YouTube headquarters is the latest backdrop of yet another shooting in the United States, and while the shooter’s exact motive has not yet been identified, her father disclosed her anger toward the company in an interview with the Bay Area News Group Tuesday evening.
Mercury News, a subsidiary of the news organization, detailed the interview, noting that Nasim Aghdam, 38, was a YouTuber who was disgruntled at the company’s recent policy changes, according to her father, Ismail Aghdam.
In the interview, he reportedly said she recently told the family that “YouTube had been censoring her videos and stopped paying her for her content,” the outlet summarized. “She was angry,” he said during the interview, conducted at his home in Riverside County.
Nasim Aghdam posted videos about veganism, animal rights, and the environment, as well as workout videos, and had begun complaining that Youtube was unfairly deeming her videos ineligible for advertising revenue in a policy dubbed “demonetization.”
“I’m being discriminated and filtered on YouTube and I’m not the only one,” she reportedly said in one post. Her social media accounts were taken down after the shooting, where she killed herself with a pistol after injuring three people.

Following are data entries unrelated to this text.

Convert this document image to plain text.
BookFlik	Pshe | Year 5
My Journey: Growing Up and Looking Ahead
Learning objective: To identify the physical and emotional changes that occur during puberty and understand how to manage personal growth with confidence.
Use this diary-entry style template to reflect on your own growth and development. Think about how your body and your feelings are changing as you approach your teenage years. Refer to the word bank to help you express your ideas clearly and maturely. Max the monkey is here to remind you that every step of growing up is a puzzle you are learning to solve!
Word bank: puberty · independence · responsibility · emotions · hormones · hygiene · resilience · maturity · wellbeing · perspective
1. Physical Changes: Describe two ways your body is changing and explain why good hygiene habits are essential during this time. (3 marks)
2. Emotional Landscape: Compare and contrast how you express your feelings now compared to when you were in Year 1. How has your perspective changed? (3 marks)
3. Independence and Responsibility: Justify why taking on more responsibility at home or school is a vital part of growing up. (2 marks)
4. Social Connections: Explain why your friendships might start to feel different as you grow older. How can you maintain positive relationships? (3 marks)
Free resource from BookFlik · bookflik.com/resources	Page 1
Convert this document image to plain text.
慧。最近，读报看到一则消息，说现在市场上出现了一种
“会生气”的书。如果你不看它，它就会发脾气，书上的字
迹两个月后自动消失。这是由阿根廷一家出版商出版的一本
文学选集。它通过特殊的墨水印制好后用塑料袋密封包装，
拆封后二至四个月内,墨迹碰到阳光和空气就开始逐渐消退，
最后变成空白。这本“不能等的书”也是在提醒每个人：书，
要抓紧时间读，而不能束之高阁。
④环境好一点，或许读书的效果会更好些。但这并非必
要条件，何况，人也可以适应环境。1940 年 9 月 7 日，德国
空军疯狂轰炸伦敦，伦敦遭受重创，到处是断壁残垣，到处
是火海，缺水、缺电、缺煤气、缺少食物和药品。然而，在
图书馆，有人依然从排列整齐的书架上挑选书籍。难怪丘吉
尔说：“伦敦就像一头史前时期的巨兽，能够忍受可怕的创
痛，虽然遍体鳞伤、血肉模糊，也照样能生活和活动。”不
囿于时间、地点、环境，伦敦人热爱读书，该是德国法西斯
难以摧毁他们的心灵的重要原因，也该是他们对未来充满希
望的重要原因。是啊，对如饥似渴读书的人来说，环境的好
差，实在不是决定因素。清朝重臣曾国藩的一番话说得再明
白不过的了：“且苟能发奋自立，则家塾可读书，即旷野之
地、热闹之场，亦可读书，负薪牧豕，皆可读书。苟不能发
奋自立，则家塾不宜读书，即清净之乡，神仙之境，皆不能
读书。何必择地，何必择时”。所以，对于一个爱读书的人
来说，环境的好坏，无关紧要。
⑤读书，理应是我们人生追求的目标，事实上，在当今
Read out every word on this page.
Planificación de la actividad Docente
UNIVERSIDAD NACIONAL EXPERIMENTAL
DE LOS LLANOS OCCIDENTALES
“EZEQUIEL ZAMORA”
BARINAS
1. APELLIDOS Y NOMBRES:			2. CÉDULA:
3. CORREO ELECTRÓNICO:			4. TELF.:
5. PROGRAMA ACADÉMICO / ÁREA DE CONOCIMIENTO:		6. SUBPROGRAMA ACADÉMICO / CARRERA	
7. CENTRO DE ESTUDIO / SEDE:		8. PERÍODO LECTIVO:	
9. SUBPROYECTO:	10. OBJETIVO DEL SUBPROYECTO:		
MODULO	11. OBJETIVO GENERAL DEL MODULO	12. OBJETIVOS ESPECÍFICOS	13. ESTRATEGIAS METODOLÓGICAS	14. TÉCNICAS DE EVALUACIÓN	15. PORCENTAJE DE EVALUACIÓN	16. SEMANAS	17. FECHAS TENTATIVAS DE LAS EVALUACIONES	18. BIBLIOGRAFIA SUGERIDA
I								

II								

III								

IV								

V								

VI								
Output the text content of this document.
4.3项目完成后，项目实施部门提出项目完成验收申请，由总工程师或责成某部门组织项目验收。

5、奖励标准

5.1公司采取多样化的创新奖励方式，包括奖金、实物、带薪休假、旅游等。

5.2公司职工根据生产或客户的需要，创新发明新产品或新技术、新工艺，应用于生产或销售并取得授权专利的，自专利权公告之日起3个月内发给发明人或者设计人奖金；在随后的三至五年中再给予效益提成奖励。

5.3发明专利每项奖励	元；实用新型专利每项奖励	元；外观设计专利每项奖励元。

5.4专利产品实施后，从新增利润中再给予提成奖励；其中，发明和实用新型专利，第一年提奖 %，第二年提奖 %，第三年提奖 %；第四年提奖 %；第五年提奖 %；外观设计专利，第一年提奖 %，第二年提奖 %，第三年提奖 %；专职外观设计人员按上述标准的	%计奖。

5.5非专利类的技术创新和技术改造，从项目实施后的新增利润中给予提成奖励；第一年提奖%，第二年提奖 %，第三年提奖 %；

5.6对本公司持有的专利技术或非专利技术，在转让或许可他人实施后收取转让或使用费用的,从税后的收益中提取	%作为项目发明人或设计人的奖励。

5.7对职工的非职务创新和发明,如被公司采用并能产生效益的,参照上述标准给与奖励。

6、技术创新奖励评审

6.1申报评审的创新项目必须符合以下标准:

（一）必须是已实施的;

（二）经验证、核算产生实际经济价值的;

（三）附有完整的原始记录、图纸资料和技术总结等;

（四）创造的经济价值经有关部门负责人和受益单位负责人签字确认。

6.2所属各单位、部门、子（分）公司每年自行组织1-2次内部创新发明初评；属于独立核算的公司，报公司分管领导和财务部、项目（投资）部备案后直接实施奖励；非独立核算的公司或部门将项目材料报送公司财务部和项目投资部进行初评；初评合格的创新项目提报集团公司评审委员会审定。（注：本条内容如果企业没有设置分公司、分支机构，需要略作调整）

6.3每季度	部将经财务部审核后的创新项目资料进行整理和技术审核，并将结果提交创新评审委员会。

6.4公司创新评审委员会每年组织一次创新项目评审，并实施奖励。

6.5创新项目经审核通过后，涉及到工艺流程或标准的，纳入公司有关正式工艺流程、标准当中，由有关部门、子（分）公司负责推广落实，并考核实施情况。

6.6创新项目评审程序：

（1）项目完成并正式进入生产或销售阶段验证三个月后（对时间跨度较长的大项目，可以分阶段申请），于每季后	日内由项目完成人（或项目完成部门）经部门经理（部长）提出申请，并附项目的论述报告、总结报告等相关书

This has been a common complaint among many content creators on the platform.
“She was always complaining that YouTube ruined her life,” her brother Shahran, also present for the interview, said.
Ismail told NBC News in a phone interview that she complained the company had “stopped everything and now she has no income.”
Nasim Aghdam, who moved from Iran to the United States with her family in 1996, was living with her grandmother in San Diego. Ismail says that when she went missing over the weekend, he called the police and indicated she might be heading to YouTube headquarters, located in Northern California, because she “hated” the company.
Mountain View Police, located in Silicon Valley, found her sleeping in her car and reportedly determined she was not a threat to herself and others. Mercury News noted that as of Tuesday evening, it “wasn’t clear…what Mountain View police knew about her history with YouTube.”
Shahran told the Bay Area News Group that “when he learned his sister was in Mountain View, he Googled the city and found out it was near YouTube headquarters. He said he called the Mountain View police, who found her and reported back that she was fine, and they would keep an eye on her.”
Though a law enforcement source previously said investigators were looking into the possibility that she was targeting a boyfriend, San Bruno Police indicated Wednesday this was not the case. “At this time there is no evidence that the shooter knew the victims of this shooting or that individuals were specifically targeted,” a press release said.
A police press conference Wednesday morning appeared to confirm the family’s suspicions. “At this point in the investigation it is believed that the suspect was upset with the policies and practices of YouTube.This appears to be the motive for this incident,” said San Bruno Police Chief Ed Barberini.